Conversely, a supporter of deregulating Austin’s electric utility is The Texas Conservative Coalition. Penny cites their one direct comment in opposition to deregulation. According to John Colyandro and Tom Aldred from this organization, it notes that "Providers in competitive parts of the state continually respond to market pressure." Her response to this comment is the assumption that publicly owned utilities have a greater responsibility to their local government in meeting the demands of its clientele for reasonable rates. If this were truly an unbiased commentary, I believe the author should have devoted an equal representation of facts and figures to substantiate her case for keeping Austin’s electric utility regulated. However, as a volunteer of the AARP Texas Executive Council, the author uses her skillful writing persuasion to convey the injustices that would be brought to Austin electric utility consumers if deregulation were agreed to. Furthermore, a thorough analysis and debate to weigh the strengths and weaknesses in deregulating the electric utility can only be done through careful process. Deregulation, as Penny points out, would negatively impact the targeted AARP group and intended audience of people on fixed incomes she represents.

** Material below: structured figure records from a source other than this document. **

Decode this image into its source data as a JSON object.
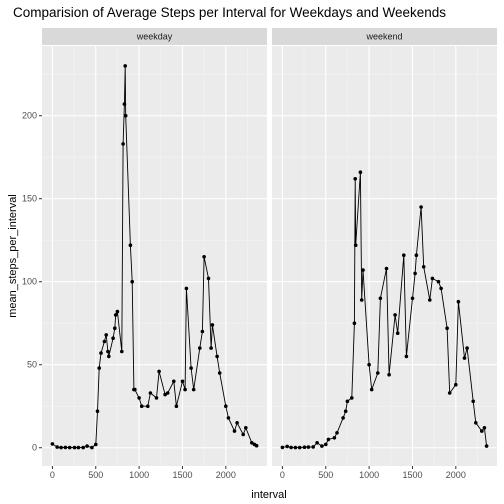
{
  "chart_data": {
    "type": "line",
    "title": "Comparision of Average Steps per Interval for Weekdays and Weekends",
    "xlabel": "interval",
    "ylabel": "mean_steps_per_interval",
    "xlim": [
      -120,
      2475
    ],
    "ylim": [
      -11,
      242
    ],
    "xticks": [
      0,
      500,
      1000,
      1500,
      2000
    ],
    "yticks": [
      0,
      50,
      100,
      150,
      200
    ],
    "grid": true,
    "facets": [
      "weekday",
      "weekend"
    ],
    "colors": {
      "panel": "#ebebeb",
      "grid_major": "#ffffff",
      "grid_minor": "#f5f5f5",
      "strip": "#d9d9d9",
      "line": "#000000",
      "tick": "#333333"
    },
    "series": [
      {
        "name": "weekday",
        "x": [
          0,
          55,
          100,
          150,
          200,
          255,
          300,
          355,
          400,
          455,
          500,
          520,
          540,
          560,
          600,
          620,
          640,
          650,
          700,
          720,
          730,
          750,
          800,
          815,
          830,
          840,
          845,
          900,
          920,
          940,
          950,
          1000,
          1030,
          1100,
          1130,
          1200,
          1230,
          1300,
          1330,
          1400,
          1430,
          1500,
          1530,
          1545,
          1600,
          1630,
          1700,
          1730,
          1750,
          1800,
          1830,
          1845,
          1900,
          1930,
          2000,
          2030,
          2100,
          2130,
          2200,
          2230,
          2300,
          2330,
          2355
        ],
        "y": [
          2.3,
          0.4,
          0.1,
          0.2,
          0.1,
          0.1,
          0.1,
          0.1,
          1,
          0.1,
          2,
          22,
          48,
          57,
          64,
          68,
          58,
          55,
          66,
          72,
          80,
          82,
          58,
          183,
          207,
          230,
          200,
          122,
          100,
          35,
          35,
          30,
          25,
          25,
          33,
          30,
          46,
          32,
          33,
          40,
          25,
          40,
          35,
          96,
          48,
          35,
          60,
          70,
          115,
          102,
          60,
          74,
          55,
          45,
          25,
          18,
          10,
          15,
          8,
          12,
          3,
          2,
          1.2
        ]
      },
      {
        "name": "weekend",
        "x": [
          0,
          55,
          100,
          150,
          200,
          255,
          300,
          355,
          400,
          455,
          500,
          530,
          600,
          630,
          700,
          730,
          750,
          800,
          830,
          840,
          845,
          900,
          915,
          930,
          1000,
          1030,
          1100,
          1130,
          1200,
          1230,
          1300,
          1330,
          1400,
          1430,
          1500,
          1530,
          1545,
          1600,
          1630,
          1700,
          1730,
          1800,
          1830,
          1900,
          1930,
          2000,
          2030,
          2100,
          2130,
          2200,
          2230,
          2300,
          2330,
          2355
        ],
        "y": [
          0.2,
          0.8,
          0.2,
          0.1,
          0.1,
          0.3,
          0.4,
          0.5,
          3,
          1,
          2,
          5,
          6,
          9,
          18,
          22,
          28,
          30,
          75,
          162,
          122,
          166,
          89,
          107,
          50,
          35,
          45,
          90,
          108,
          44,
          80,
          69,
          116,
          55,
          90,
          105,
          116,
          145,
          109,
          89,
          102,
          100,
          96,
          72,
          33,
          38,
          88,
          54,
          60,
          28,
          15,
          10,
          12,
          1
        ]
      }
    ]
  }
}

Penny uses the fallacy of diversion by arguing against deregulation instead of bringing readers attention to the rate hike proposition by Austin Energy. Initially, Penny’s stance that deregulation is not the answer for Austinites seemed reasonable. However, the real issue of managing escalating electric rates is what needs to be addressed. Whether it can gather enough support from those in favor of deregulating and bring fair prices through market competition, will be contested vigorously on both sides of the issue and either solution will certainly not please everyone. Austin City Council will take a position on the issue of deregulation versus the rate increases recommended by Austin Energy. However, councilmembers may ultimately pay the price of reelection depending on which side they choose to take and how Austinites decide what is best for them.